China wird die Erkundung des Erdinneren verstärken müssen, um gewisse strategische Bedürfnisse des Landes zu erfüllen, von der Suche und Nutzung unterirdischer Ressourcen bis hin zur Vorhersage und Eindämmung von Naturkatastrophen, so die Experten.
Die seit Jahren immer populärer werdende so genannte „Deep Earth Science“ umfasst Geologie, Mineralogie, Seismologie, geothermische Energie und andere Wissenschaften, die sich mit dem Verständnis der inneren Struktur der Erde und der Nutzung ihrer Ressourcen befassen.
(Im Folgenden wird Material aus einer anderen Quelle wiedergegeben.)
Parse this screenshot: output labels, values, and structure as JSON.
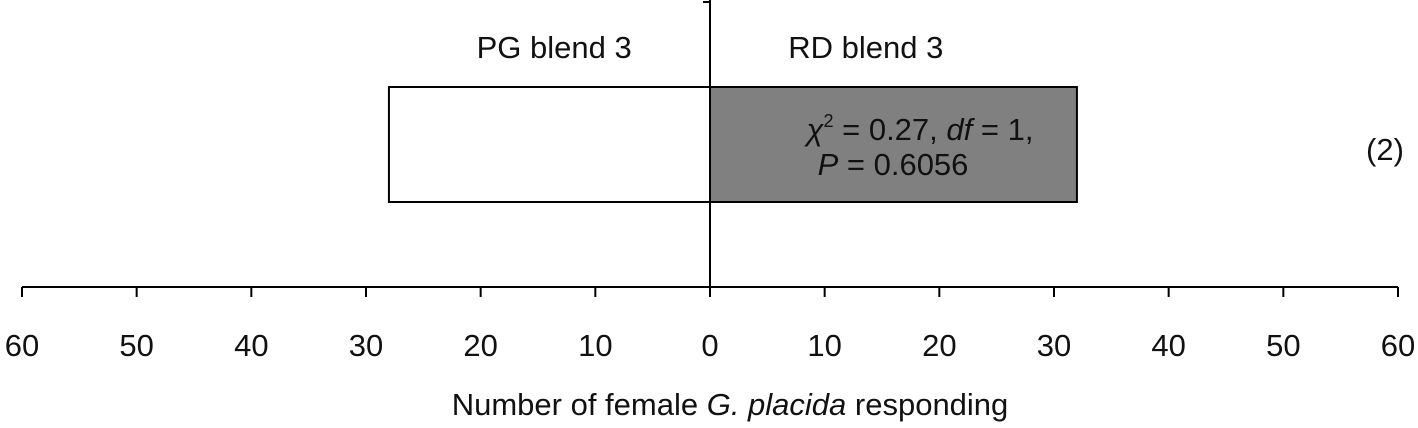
{
  "chart_data": {
    "type": "diverging-bar",
    "categories": [
      "(2)"
    ],
    "series": [
      {
        "name": "PG blend 3",
        "color": "#ffffff",
        "values": [
          -28
        ]
      },
      {
        "name": "RD blend 3",
        "color": "#808080",
        "values": [
          32
        ]
      }
    ],
    "annotation": {
      "line1": [
        "χ",
        "2",
        " = 0.27, ",
        "df",
        " = 1,"
      ],
      "line2": [
        "P",
        " = 0.6056"
      ]
    },
    "xlabel": [
      "Number of female ",
      "G. placida",
      " responding"
    ],
    "xlim": [
      -60,
      60
    ],
    "xticks": [
      {
        "value": -60,
        "label": "60"
      },
      {
        "value": -50,
        "label": "50"
      },
      {
        "value": -40,
        "label": "40"
      },
      {
        "value": -30,
        "label": "30"
      },
      {
        "value": -20,
        "label": "20"
      },
      {
        "value": -10,
        "label": "10"
      },
      0,
      10,
      20,
      30,
      40,
      50,
      60
    ]
  }
}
Verglichen mit den anderen drei Bereichen ist die Erforschung der Erdkruste ein relativ unbekanntes Gebiet, da enorme Ressourcen, Arbeitskräfte und technologischer Einfallsreichtum erforderlich sind, um die Erdkruste zu durchdringen, so die Experten. Doch seit Mitte des 20. Jahrhunderts sind sich mehr Länder der strategischen Bedeutung dieses Bereichs bewusst.
Liu Jiaqi, ein Geophysiker und Mitglied der Chinesischen Akademie der Naturwissenschaften(CAS), sagte, dass die Tiefengeowissenschaften eng mit der Erschließung der Mineral- und Energieressourcen der Erde verbunden seien. Sie spielten auch eine Schlüsselrolle beim Umweltschutz und bei der Minderung der Risiken von Naturkatastrophen wie Erdbeben und Vulkanausbrüchen.
„Es ist eine Wissenschaft, die das Leben auf der Erde unterstützt und erhält. Ohne sie können wir nicht gedeihen“, sagte er und fügte hinzu, dass ein langfristiges Wirtschaftswachstum stark von der Versorgung mit fossilen Brennstoffen und grundlegenden Rohstoffen abhänge, die alle durch komplexe geologische Aktivitäten entstanden seien und aus dem Boden gewonnen werden müssten.
Xu Yigang, ein Geochemiker und CAS-Mitglied, sagte, China messe der Erforschung des Erdinneren deshalb so große Bedeutung bei, weil das Land seine übermäßige Abhängigkeit von der Einfuhr von Eisen, Kupfer, Nickel, Erdöl und Erdgas verringern müsse.
„Deshalb müssen wir unsere Grundlagenforschung im Bereich der Geowissenschaften verstärken, damit wir die Ressourcen finden und abbauen können, die unser Land braucht“, sagte er.
Nach Angaben des chinesischen Handelsministeriums befinden sich beispielsweise viele der weltweit größten Eisenerzminen in Australien, Brasilien und Russland. Obwohl China über die viertgrößten Roheisenerzreserven der Welt verfüge, liege der Großteil des Erzes tief unter der Erde und sei äußerst kostspielig für den Abbau und die Verarbeitung.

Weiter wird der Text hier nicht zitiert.